A warm, respectful environment that encourages emotional connection between musicians and music is a major part of Lebel’s leadership. Anyone who has spent time in a band or orchestra will tell you that the competition can be fierce, sometimes even ruthless. Lebel prevents that with frequent breaks to applaud the different sections, celebrating everyone in the group equally.

That environment has benefits for the players in their professional lives. Lee credits Lebel’s conducting with teaching her how to care for patients better.

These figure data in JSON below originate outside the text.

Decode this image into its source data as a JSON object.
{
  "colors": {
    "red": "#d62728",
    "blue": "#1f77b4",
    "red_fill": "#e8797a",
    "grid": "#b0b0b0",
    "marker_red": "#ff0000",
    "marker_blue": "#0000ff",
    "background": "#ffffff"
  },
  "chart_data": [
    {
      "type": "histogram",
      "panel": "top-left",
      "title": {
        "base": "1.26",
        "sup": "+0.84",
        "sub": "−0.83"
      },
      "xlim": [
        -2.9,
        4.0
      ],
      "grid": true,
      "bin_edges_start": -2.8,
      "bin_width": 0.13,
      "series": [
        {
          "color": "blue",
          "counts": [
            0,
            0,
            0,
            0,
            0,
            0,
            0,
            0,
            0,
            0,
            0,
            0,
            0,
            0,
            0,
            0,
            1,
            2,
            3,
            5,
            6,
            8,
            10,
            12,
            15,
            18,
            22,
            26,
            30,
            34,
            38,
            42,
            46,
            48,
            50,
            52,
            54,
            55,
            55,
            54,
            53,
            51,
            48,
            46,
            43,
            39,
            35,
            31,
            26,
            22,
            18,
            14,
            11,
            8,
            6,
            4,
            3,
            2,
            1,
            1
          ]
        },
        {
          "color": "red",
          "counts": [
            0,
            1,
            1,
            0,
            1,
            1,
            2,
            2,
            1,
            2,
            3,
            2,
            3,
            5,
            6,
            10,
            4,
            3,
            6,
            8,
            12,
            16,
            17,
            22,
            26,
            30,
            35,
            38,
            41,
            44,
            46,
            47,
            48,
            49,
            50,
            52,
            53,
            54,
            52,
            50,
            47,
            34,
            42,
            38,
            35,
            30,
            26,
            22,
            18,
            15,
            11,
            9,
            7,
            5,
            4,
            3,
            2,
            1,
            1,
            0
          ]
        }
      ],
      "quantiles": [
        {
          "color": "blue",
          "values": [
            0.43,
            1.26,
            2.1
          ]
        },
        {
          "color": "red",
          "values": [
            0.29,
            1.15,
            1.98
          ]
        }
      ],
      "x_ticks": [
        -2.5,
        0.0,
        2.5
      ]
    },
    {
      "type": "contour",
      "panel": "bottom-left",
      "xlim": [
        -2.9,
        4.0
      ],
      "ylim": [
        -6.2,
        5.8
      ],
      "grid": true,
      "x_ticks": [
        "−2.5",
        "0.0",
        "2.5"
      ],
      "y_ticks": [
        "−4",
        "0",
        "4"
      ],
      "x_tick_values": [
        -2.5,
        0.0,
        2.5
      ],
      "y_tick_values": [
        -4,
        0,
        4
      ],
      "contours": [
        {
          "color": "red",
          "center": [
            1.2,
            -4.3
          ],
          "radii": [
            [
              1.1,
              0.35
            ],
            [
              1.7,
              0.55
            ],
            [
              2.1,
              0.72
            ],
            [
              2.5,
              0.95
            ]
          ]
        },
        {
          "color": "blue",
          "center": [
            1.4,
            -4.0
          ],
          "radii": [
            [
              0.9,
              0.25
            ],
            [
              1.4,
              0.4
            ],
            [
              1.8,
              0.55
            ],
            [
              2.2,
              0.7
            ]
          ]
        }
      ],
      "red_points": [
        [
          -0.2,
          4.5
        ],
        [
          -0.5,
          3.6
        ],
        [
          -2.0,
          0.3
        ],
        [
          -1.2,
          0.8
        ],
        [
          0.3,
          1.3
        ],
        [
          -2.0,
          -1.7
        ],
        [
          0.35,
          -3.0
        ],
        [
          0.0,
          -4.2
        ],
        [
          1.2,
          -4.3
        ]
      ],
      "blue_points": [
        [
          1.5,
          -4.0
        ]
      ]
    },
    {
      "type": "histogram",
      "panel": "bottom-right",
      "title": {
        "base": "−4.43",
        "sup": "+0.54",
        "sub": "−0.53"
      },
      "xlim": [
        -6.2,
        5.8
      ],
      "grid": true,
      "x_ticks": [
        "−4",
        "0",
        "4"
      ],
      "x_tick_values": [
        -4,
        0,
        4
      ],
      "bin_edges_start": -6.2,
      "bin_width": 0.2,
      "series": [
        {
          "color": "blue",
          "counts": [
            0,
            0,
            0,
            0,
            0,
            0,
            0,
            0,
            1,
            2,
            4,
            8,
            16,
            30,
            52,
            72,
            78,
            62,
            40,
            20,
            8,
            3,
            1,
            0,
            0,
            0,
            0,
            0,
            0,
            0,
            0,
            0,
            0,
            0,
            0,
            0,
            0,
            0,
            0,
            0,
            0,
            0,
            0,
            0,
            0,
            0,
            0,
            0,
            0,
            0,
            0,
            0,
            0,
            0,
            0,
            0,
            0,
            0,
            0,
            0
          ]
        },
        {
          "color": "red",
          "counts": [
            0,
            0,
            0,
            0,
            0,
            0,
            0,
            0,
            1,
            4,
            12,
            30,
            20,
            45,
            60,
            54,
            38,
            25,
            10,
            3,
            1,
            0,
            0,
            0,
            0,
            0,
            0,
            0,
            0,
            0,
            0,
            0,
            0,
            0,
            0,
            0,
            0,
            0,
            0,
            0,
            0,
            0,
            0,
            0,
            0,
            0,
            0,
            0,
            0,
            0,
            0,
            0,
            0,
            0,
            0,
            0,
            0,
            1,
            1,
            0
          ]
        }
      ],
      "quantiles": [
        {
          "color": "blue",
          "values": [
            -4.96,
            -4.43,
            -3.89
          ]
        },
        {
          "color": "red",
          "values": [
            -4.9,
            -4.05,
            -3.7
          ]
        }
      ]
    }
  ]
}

“I have to constantly remind myself to slow down and be a better listener and to pick up nonverbal cues of the patients and their parents,” Lee says, briefly looking down at her phone to answer a text from a resident. She is technically on call for the night. “I want to partner with them rather than simply giving them prescriptions. Libi is so on top of things. I look forward to being here. It’s invigorating.”

A person looking at sheet music on a stand. The view is over their shoulder.
Texas Medical Center Orchestra play works meant to connect them with the music, the community, and one another.

Musical selections often include lesser-known modern pieces, bespoke commissions, or more traditional repertoire with a twist. In 2005, Lebel talked former First Lady Barbara Bush into narrating Camille Saint-Saëns’s Carnival of the Animals onstage with the group. Another recent concert from November centered around veteran homelessness, for which Lebel wrote a 30-minute piece for the narrator and vocalist about a soldier enlisting, developing post-traumatic stress disorder, becoming homeless, and then finding help. The orchestra also played a composition by Max Vinetz called “Lost Child” about the composer’s brother’s experiences in the military, as well as a rendition of Rodgers and Hammerstein’s “You’ll Never Walk Alone” with vocals by Rev. Michael Gott from Unity of Houston.

“I came out during the intermission, and a husband and wife came to me, shivering,” Lebel says. “He fell into massive tears, this six-foot bodybuilder. He told me his son died serving in Iraq. He was so moved.”

Even when the medical professionals play music, they continue healing Houstonians.